If you have HP support available, start down that path now. (Your management paid good money for that, too.)

Re: Cluster member crash has high impact on other nodes in the cluster

Toine_1 — Tue, 07 Sep 2010 16:37:21 GMT

Thank you Hoff,

What I also saw that there was during 6 minutes a queue length of 20 on the system disk of the I64 servers.
We use one system disk for all I64 servers.

I have logged a call at HP and I hope we will find teh root cause.

Regards,

Toine,

Re: Cluster member crash has high impact on other nodes in the cluster

John Gillings — Tue, 07 Sep 2010 20:52:04 GMT

Toine,

Please post the output of:

$ MCR SYSGEN SHOW/CLUSTER

The tradeoff with failures in a cluster is around how long to wait before deciding an apparently lost node is really lost. One key parameter is RECNXINTERVAL. If another node stops responding, surviving nodes wait that many seconds to see if it reappears.

If RECNXINTERVAL is too high, the whole cluster can freeze for that long before even attempting to reform without the missing node. If the value is too low, some transient event on your cluster interconnect can cause the cluster to kick a node out unnecessarily.

Another issue which affects the timing of recovery from failure is where your locks are mastered. This is mostly controlled by LOCKDIRWT. Much of the time of a cluster transition is working out which lock resources have been "lost" (because they were mastered on the lost node), deciding which node will take over that resource, and reconciling the states of any interested locks on surviving cluster nodes.

If you happened to have a large lock tree, with lots of intercluster activity mastered on the node which crashed, then it could take substantial time (order minutes) to reconstruct the tree. Processes waiting on locks against lost resources will wait in RWSCS state while the states are sorted out. There's not a lot you can do about his, except perhaps to make sure, if you have multiple, large lock trees, that they are not concentrated on a single node.

Find out what lock trees normally live on your system, and how they are distributed. If they're all on one node, and that node is lost, you have to rebuild them all.

Re: Cluster member crash has high impact on other nodes in the cluster

Toine_1 — Tue, 07 Sep 2010 21:05:59 GMT

Hello John,

You are correct perhaps the RECNXINTERVAL is too high 60 seconds in my cluster.

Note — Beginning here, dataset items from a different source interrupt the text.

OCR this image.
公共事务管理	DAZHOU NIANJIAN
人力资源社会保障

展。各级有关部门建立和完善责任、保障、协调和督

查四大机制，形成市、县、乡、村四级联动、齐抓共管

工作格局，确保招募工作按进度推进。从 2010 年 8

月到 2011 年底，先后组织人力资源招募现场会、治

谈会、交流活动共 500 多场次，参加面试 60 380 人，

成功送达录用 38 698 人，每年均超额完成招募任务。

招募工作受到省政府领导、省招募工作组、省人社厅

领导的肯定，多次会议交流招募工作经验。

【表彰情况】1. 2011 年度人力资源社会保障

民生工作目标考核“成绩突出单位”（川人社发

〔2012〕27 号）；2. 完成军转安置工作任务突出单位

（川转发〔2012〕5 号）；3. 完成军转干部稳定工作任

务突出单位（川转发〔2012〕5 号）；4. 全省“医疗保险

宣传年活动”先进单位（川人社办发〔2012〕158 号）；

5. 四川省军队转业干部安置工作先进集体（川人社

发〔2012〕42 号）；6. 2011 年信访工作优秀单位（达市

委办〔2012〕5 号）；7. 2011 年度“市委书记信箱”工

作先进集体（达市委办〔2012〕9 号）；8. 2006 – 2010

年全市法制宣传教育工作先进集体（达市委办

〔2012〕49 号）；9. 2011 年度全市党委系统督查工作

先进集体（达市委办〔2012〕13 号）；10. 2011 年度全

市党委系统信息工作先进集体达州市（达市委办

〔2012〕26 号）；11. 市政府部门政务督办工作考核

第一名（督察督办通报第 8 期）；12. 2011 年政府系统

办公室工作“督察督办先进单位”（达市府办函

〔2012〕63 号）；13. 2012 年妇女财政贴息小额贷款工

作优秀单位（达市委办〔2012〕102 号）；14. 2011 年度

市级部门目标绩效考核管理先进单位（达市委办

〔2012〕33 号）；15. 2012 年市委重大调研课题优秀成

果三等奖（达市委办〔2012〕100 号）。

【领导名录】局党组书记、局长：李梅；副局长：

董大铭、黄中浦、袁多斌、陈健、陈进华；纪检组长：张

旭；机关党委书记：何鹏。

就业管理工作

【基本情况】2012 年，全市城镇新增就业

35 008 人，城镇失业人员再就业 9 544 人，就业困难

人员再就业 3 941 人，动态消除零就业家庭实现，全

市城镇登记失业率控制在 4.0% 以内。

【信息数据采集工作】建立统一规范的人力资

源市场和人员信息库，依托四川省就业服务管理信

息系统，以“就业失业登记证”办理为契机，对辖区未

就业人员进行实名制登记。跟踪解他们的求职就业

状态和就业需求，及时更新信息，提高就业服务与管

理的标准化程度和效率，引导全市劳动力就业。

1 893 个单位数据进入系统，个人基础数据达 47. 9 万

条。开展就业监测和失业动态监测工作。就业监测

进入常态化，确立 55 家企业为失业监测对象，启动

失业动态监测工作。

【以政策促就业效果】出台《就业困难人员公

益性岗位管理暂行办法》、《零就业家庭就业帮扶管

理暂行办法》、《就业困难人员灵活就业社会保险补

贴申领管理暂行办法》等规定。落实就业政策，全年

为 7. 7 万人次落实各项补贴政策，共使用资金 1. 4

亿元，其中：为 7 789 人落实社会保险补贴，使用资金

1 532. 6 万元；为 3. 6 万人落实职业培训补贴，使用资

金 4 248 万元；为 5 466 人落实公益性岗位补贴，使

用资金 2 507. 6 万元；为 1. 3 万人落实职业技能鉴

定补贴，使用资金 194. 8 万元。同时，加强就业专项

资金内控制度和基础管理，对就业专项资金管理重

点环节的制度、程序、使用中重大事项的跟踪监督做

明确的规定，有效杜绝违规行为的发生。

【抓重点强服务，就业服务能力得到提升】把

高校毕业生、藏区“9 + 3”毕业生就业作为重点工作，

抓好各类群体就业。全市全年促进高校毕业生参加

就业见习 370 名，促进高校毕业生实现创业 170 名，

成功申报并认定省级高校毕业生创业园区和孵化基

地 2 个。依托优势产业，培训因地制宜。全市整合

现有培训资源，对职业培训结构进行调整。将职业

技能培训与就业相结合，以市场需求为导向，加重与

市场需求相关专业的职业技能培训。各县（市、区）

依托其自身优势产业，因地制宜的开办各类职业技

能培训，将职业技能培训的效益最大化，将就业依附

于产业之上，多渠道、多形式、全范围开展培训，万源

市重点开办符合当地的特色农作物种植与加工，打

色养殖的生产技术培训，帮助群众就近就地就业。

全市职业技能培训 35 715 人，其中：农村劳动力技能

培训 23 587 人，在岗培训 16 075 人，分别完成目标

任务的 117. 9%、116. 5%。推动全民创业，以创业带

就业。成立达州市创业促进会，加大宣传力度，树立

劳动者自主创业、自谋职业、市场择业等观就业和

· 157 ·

I must also tell you that the two Integrity servers with the highest LOCKDIRWT didn't crash. But I will check the lock remastering.

Below the sysgen parameters

$ mc sysgen sho/cluster

Parameters in use: Active
Parameter Name Current Default Min. Max. Unit Dynamic
-------------- ------- ------- ------- ------- ---- -------
VAXCLUSTER 2 1 0 2 Coded-valu
EXPECTED_VOTES 10 1 1 127 Votes
VOTES 2 1 0 127 Votes
DISK_QUORUM " " " " " " "ZZZZ" Ascii
QDSKVOTES 1 1 0 127 Votes
QDSKINTERVAL 3 3 1 32767 Seconds
ALLOCLASS 1 0 0 255 Pure-numbe
LOCKDIRWT 6 0 0 255 Pure-numbe
CLUSTER_CREDITS 128 32 10 128 Credits
NISCS_CONV_BOOT 0 0 0 1 Boolean
NISCS_LOAD_PEA0 1 0 0 1 Boolean
NISCS_USE_LAN 1 1 0 1 Boolean
NISCS_USE_UDP 0 0 0 1 Boolean
MSCP_LOAD 1 0 0 16384 Coded-valu
TMSCP_LOAD 0 0 0 3 Coded-valu
MSCP_SERVE_ALL 1 4 0 -1 Bit-Encode
TMSCP_SERVE_ALL 0 0 0 -1 Bit-Encode
MSCP_BUFFER 16384 1024 256 -1 Coded-valu
MSCP_CREDITS 128 32 2 1024 Coded-valu
TAPE_ALLOCLASS 0 0 0 255 Pure-numbe
NISCS_MAX_PKTSZ 8192 8192 576 9180 Bytes
CWCREPRC_ENABLE 1 1 0 1 Bitmask D
RECNXINTERVAL 60 20 1 32767 Seconds D
NISCS_PORT_SERV 0 0 0 256 Bitmask D
NISCS_UDP_PORT 0 0 0 65535 Pure-numbe D
MSCP_CMD_TMO 0 0 0 2147483647 Seconds D
LOCKRMWT 5 5 0 10 Pure-numbe

Toine

Re: Cluster member crash has high impact on other nodes in the cluster

John Gillings — Tue, 07 Sep 2010 23:36:57 GMT

Toine,

>perhaps the RECNXINTERVAL is too high 60 seconds

Don't assume that! Someone has set RECNXINTERVAL up from default, hopefully with good reason.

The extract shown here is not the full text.